Sementara itu, Pelaksana Tugas Duta Besar AS untuk Korea Selatan, Marc Knapper mengatakan, "Kami (AS) ingin resolusi damai untuk isu ini."
Hal itu disampaikan oleh Knapper lewat sebuah pernyataan resmi yang diterima Liputan6.com via email pada 8 November 2017 lalu.
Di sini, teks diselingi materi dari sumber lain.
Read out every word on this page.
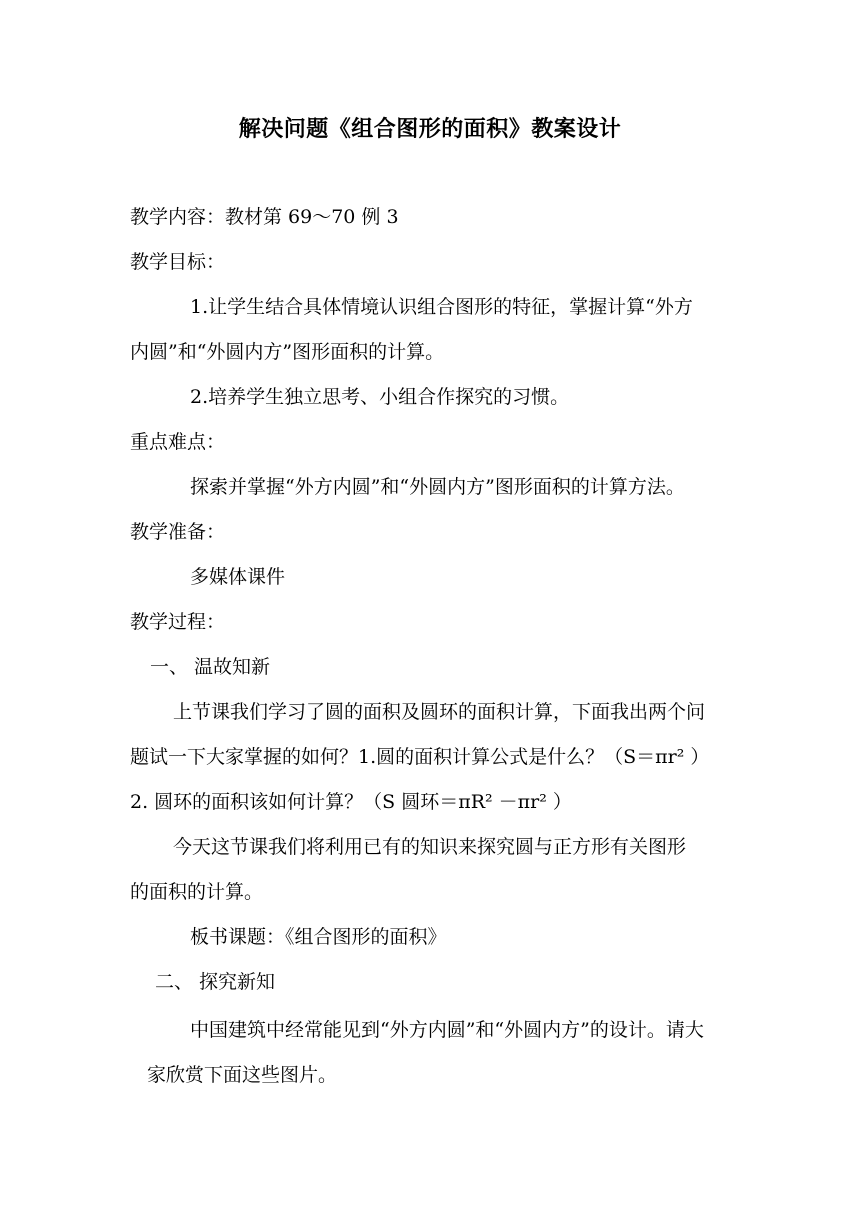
解决问题《组合图形的面积》教案设计
教学内容：教材第 69～70 例 3
教学目标：
1.让学生结合具体情境认识组合图形的特征，掌握计算“外方
内圆”和“外圆内方”图形面积的计算。
2.培养学生独立思考、小组合作探究的习惯。
重点难点：
探索并掌握“外方内圆”和“外圆内方”图形面积的计算方法。
教学准备：
多媒体课件
教学过程：
一、 温故知新
上节课我们学习了圆的面积及圆环的面积计算，下面我出两个问
题试一下大家掌握的如何？1.圆的面积计算公式是什么？（S＝πr² ）
2. 圆环的面积该如何计算？（S 圆环＝πR² －πr² ）
今天这节课我们将利用已有的知识来探究圆与正方形有关图形
的面积的计算。
板书课题：《组合图形的面积》
二、 探究新知
中国建筑中经常能见到“外方内圆”和“外圆内方”的设计。请大
家欣赏下面这些图片。
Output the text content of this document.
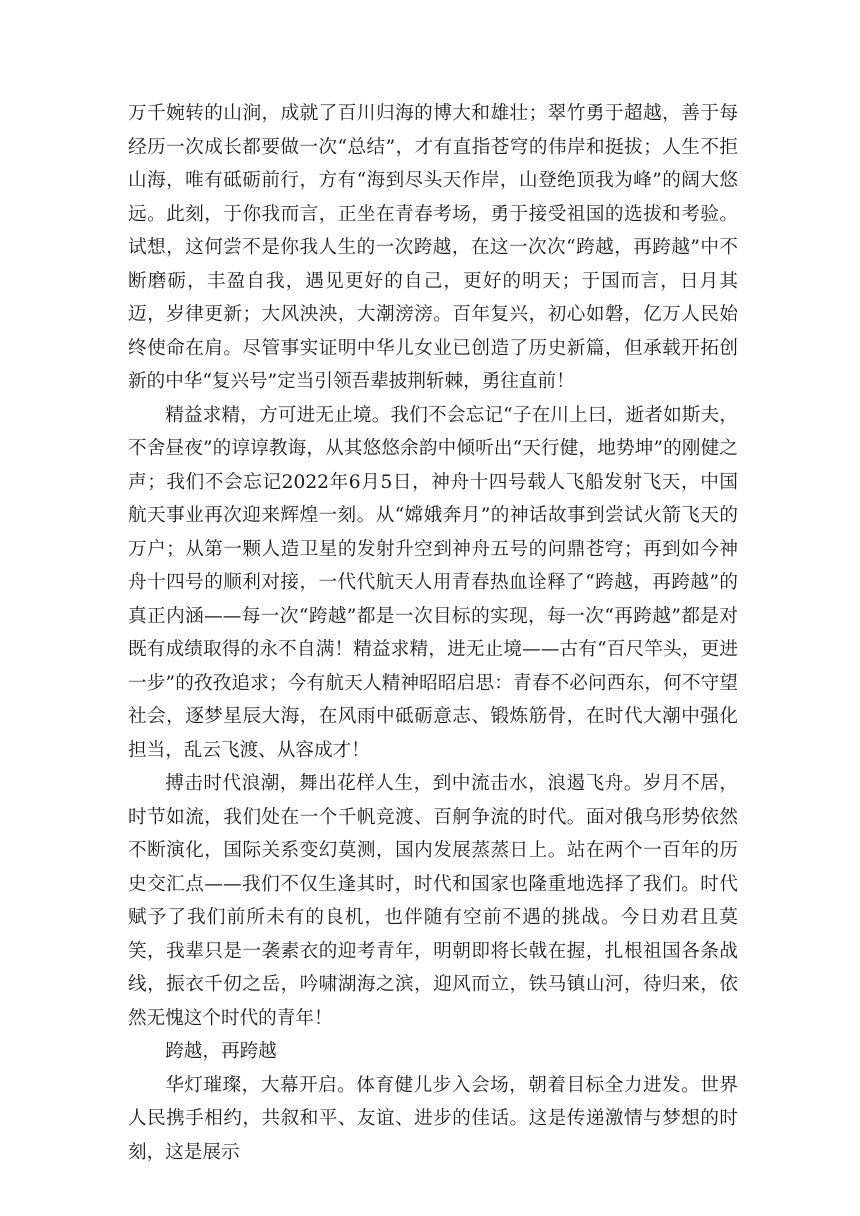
万千婉转的山涧，成就了百川归海的博大和雄壮；翠竹勇于超越，善于每经历一次成长都要做一次“总结”，才有直指苍穹的伟岸和挺拔；人生不拒山海，唯有砥砺前行，方有“海到尽头天作岸，山登绝顶我为峰”的阔大悠远。此刻，于你我而言，正坐在青春考场，勇于接受祖国的选拔和考验。试想，这何尝不是你我人生的一次跨越，在这一次次“跨越，再跨越”中不断磨砺，丰盈自我，遇见更好的自己，更好的明天；于国而言，日月其迈，岁律更新；大风泱泱，大潮滂滂。百年复兴，初心如磐，亿万人民始终使命在肩。尽管事实证明中华儿女业已创造了历史新篇，但承载开拓创新的中华“复兴号”定当引领吾辈披荆斩棘，勇往直前！

精益求精，方可进无止境。我们不会忘记“子在川上曰，逝者如斯夫，不舍昼夜”的谆谆教诲，从其悠悠余韵中倾听出“天行健，地势坤”的刚健之声；我们不会忘记2022年6月5日，神舟十四号载人飞船发射飞天，中国航天事业再次迎来辉煌一刻。从“嫦娥奔月”的神话故事到尝试火箭飞天的万户；从第一颗人造卫星的发射升空到神舟五号的问鼎苍穹；再到如今神舟十四号的顺利对接，一代代航天人用青春热血诠释了“跨越，再跨越”的真正内涵——每一次“跨越”都是一次目标的实现，每一次“再跨越”都是对既有成绩取得的永不自满！精益求精，进无止境——古有“百尺竿头，更进一步”的孜孜追求；今有航天人精神昭昭启思：青春不必问西东，何不守望社会，逐梦星辰大海，在风雨中砥砺意志、锻炼筋骨，在时代大潮中强化担当，乱云飞渡、从容成才！

搏击时代浪潮，舞出花样人生，到中流击水，浪遏飞舟。岁月不居，时节如流，我们处在一个千帆竞渡、百舸争流的时代。面对俄乌形势依然不断演化，国际关系变幻莫测，国内发展蒸蒸日上。站在两个一百年的历史交汇点——我们不仅生逢其时，时代和国家也隆重地选择了我们。时代赋予了我们前所未有的良机，也伴随有空前不遇的挑战。今日劝君且莫笑，我辈只是一袭素衣的迎考青年，明朝即将长戟在握，扎根祖国各条战线，振衣千仞之岳，吟啸湖海之滨，迎风而立，铁马镇山河，待归来，依然无愧这个时代的青年！

跨越，再跨越

华灯璀璨，大幕开启。体育健儿步入会场，朝着目标全力进发。世界人民携手相约，共叙和平、友谊、进步的佳话。这是传递激情与梦想的时刻，这是展示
Pernyataan tertulis itu merangkum bahasan pertemuan Presiden Trump dengan Presiden Moon Jae-in.
"Kami mencari jalan ke depan yang tidak hanya bermanfaat bagi masyarakat Korea Utara, tapi juga mencegah kita dari konflik apa pun karena itulah hal terakhir yang kita inginkan," tambahnya.
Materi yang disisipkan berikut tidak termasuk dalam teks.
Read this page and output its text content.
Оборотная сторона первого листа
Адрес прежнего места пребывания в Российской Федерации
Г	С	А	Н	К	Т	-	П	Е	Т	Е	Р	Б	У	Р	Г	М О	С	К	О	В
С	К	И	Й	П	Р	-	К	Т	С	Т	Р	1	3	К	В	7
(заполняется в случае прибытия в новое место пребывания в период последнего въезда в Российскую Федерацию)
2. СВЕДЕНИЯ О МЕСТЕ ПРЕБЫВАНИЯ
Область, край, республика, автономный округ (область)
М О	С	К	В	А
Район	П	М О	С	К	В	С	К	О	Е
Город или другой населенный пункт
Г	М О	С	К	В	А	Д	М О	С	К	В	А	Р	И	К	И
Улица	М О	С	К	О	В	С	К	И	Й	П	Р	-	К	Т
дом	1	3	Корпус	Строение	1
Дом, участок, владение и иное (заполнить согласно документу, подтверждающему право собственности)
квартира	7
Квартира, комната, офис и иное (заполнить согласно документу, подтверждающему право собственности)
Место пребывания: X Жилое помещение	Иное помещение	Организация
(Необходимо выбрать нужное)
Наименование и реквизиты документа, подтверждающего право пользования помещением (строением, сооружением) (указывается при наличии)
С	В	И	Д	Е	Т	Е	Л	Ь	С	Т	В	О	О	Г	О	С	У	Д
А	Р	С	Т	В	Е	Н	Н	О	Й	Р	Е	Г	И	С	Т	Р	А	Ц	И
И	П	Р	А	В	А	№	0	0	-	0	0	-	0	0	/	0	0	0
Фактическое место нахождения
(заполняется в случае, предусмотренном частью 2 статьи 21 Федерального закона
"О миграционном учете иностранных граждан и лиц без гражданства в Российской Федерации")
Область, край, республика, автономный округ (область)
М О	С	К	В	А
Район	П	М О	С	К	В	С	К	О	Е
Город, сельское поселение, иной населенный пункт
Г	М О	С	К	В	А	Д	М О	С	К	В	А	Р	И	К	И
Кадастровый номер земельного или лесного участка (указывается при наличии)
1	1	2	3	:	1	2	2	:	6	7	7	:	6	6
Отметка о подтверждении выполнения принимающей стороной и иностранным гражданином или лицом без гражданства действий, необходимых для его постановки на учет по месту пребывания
Lebih jauh, Knapper dengan tegas menyebutkan pernyataan bersama "enam pihak" tahun 2005 antara AS, Korea Utara, Korea Selatan, China, Jepang dan Rusia sebagai "peta jalan yang baik" untuk "semacam gerakan positif dalam negosiasi."
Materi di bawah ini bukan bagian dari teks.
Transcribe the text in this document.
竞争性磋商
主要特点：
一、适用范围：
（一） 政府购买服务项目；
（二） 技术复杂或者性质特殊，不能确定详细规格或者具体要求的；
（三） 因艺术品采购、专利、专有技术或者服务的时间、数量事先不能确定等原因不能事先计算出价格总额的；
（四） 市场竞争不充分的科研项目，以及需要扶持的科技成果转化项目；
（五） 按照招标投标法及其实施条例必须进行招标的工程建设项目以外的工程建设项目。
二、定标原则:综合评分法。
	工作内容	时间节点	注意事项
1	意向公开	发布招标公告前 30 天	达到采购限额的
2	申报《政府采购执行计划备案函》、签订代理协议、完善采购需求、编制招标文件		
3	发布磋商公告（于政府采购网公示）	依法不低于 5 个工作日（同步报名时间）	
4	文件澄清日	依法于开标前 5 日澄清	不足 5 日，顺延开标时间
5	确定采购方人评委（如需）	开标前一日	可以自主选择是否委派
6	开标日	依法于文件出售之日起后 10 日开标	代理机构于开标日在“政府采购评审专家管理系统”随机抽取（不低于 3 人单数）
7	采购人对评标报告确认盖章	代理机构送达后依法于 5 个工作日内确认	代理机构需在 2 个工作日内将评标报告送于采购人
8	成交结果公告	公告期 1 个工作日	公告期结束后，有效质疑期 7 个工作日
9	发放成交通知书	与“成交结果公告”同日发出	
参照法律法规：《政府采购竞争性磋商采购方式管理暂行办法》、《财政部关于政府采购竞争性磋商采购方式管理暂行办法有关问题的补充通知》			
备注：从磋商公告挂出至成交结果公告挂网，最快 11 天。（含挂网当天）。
Pernyataan itu seakan menggarisbawahi komitmen AS yang ingin menempuh resolusi diplomatik dalam membahas isu Korut.
Knapper juga menambahkan, Menteri Luar Negeri Rex Tillerson menyatakan bahwa AS; tidak ingin perubahan atau perubahan rezim serta tidak ingin menyerang atau menyingkirkan Kim Jong-un dari kekuasaan. Dan penegasan itu dapat menjadi sebuah bentuk kepastian bagi Kora Utara bahwa AS tak akan mengambil 'langkah agresif'.
"Harapan kami adalah Korut akan melihat ini sebagai sebuah janji de facto untuk tidak bermusuhan, tanpa agresi. Kami berada dalam catatan tidak mencari niat bermusuhan terhadap Korea Utara," papar sang PLT Dubes AS untuk Korsel.
Advertisement
Gagal Kunjungi DMZ
Semula berkembang rumor bahwa selama berada di Negeri Ginseng, Trump akan mendatangi Zona Demiliterisasi Korea (DMZ). Namun seorang pejabat Gedung Putih menegaskan bahwa Presiden AS itu tidak akan menginjakkan kaki di DMZ karena keterbatasan waktu.
"Presiden tidak akan mengunjungi DMZ," kata pejabat tersebut seraya menjelaskan bahwa "tidak ada cukup waktu dalam jadwal" Trump.
Teranyar, CBS News melansir Trump membatalkan kunjungan ke DMZ karena cuaca buruk. Helikopter Marine One yang mengangkut Trump dilaporkan telah terbang menuju DMZ, tapi tak lama kembali akibat kondisi cuaca yang buruk. Laporan cuaca dari dekat DMZ menunjukan kondisi berkabut dan jarak pandang di bawah satu mil.
Terkait batalnya kunjungan ke DMZ, Sekretaris Pers Gedung Putih Sarah Huckabee Sanders mengungkapkan, "Saya rasa dia (Trump) cukup kecewa."
Ternyata, kunjungan Trump ke DMZ telah dijadwalkan sejak semula. Namun, dirahasiakan mengingat persoalan keamanan.
Korsel adalah negara kedua yang dikunjungi Trump setelah Jepang. Dalam lawatan perdananya ke Asia, Trump juga akan menyambangi China, Vietnam dan Filipina.